Humans over time have hunted wild animals; domesticated animals for food, clothing, transportation, and industry; brought them into our homes as pets; used them for scientific research; and more.
“All these are material uses of animals, but animals figure into human culture in more ways that are less tangible but no less profound,” the authors write. “In religious and other cosmological systems, animals are revered and sometimes feared, worshipped and sacrificed. Animals are to be found in virtually all traditions of art and literature … where they are used to express complex ideas about being human and being animal, and the relationships negotiated around these conditions.”
McHugh and Marvin’s new book offers a broad interpretive account of the development and configurations of the field of human-animal studies across cultures, continents, and times through 21 essays and an introduction.
In a review of the book, Philip Howell of Cambridge University writes: “A new and necessary survey of a rapidly evolving field, this marvelous collection succeeds in being inviting as well as authoritative; taking on the challenge of reconceptualising the wild, the domesticated and the feral, these exceptional essays amply demonstrate Marvin and McHugh’s conviction that the question of how we live with animals is fundamental to how we live with ourselves.”
Donna Haraway, author of When Species Meet, describes the book as “both a great read and a provocation to rendering each other capable of knowing entangled human and animal worldings better. The diverse essays are unsettling and enticing. … The Handbook layers the kind of compost that can remix the wastes and resources of post-humanism into something more nourishing for these times of excess death and still possible resilience."
Professor McHugh, who is also chair of UNE’s Department of English, has focused her research and teaching on literary, visual, and scientific stories of cross-species life.
McHugh explains that her work on the Routledge Handbook of Human-Animal Studies “is incredibly meaningful to me, and not just because it gathers together excellent original work by scholars and artists in the field that I have been committed to growing ever since graduate school. The same month that we signed the contract for the book, I was diagnosed with Hodgkin lymphoma. For me, working on this project initially provided a much-needed diversion in the chemo chair, radiation therapy, then the anxious wait for a clean bill of health. It is positively thrilling to see it in print ― and on schedule!―and I'm deeply grateful to my co-editor and our contributors for accompanying me on this incredible journey back to ordinary life. “
McHugh is also the author of Animal Stories: Narrating across Species Lines(Minnesota, 2011), as well as Dog (Reaktion, 2004), along with dozens of essays and reviews.
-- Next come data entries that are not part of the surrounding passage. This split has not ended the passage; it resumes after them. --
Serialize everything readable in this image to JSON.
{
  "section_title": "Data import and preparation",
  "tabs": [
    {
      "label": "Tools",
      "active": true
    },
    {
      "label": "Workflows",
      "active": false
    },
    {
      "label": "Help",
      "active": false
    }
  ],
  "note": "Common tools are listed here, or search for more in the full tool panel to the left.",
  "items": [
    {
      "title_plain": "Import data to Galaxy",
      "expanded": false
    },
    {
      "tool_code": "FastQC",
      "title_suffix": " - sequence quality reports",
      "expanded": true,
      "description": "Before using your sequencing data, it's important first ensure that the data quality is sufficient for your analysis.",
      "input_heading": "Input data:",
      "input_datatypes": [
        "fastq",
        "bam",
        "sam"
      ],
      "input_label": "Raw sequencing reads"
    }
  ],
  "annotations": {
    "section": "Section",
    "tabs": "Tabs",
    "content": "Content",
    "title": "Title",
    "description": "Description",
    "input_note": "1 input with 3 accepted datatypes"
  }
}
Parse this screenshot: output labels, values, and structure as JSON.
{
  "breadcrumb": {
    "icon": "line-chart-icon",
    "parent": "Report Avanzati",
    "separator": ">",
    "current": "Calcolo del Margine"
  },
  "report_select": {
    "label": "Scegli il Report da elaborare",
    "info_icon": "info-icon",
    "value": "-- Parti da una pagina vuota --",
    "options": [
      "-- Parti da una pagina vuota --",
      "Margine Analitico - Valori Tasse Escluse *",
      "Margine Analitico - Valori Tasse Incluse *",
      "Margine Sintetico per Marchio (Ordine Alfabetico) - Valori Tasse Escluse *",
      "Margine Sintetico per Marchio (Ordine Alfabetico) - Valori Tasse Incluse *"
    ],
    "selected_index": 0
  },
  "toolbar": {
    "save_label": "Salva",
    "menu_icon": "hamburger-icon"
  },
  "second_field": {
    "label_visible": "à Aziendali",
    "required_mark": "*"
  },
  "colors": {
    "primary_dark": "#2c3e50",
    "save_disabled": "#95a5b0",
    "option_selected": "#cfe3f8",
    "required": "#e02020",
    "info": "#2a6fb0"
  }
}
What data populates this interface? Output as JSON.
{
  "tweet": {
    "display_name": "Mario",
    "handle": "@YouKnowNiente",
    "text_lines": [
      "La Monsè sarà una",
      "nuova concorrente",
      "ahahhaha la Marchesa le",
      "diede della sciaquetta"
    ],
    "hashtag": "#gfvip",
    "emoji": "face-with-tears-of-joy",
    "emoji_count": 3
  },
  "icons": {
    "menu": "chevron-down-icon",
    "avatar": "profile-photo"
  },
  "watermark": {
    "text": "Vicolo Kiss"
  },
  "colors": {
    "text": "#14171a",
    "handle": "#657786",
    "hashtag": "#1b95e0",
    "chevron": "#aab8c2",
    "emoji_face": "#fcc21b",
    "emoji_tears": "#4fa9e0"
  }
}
She serves as managing editor of the Humanities for Society & Animals, and she is a board member of the Animals & Society Institute, Animal Studies Journal, Antennae, H-Animal Discussion Network, Environment and History, and Humanimalia: A Journal of Human-Animal Interface Studies.
Also a cover model for the Routledge Handbook of Human-Animal Studies, McHugh loves life on the edge of the Great North Woods in Maine with canine companion Sabine (with McHugh on the cover) and artist Mik Morrisey (who is the cover image’s photographer).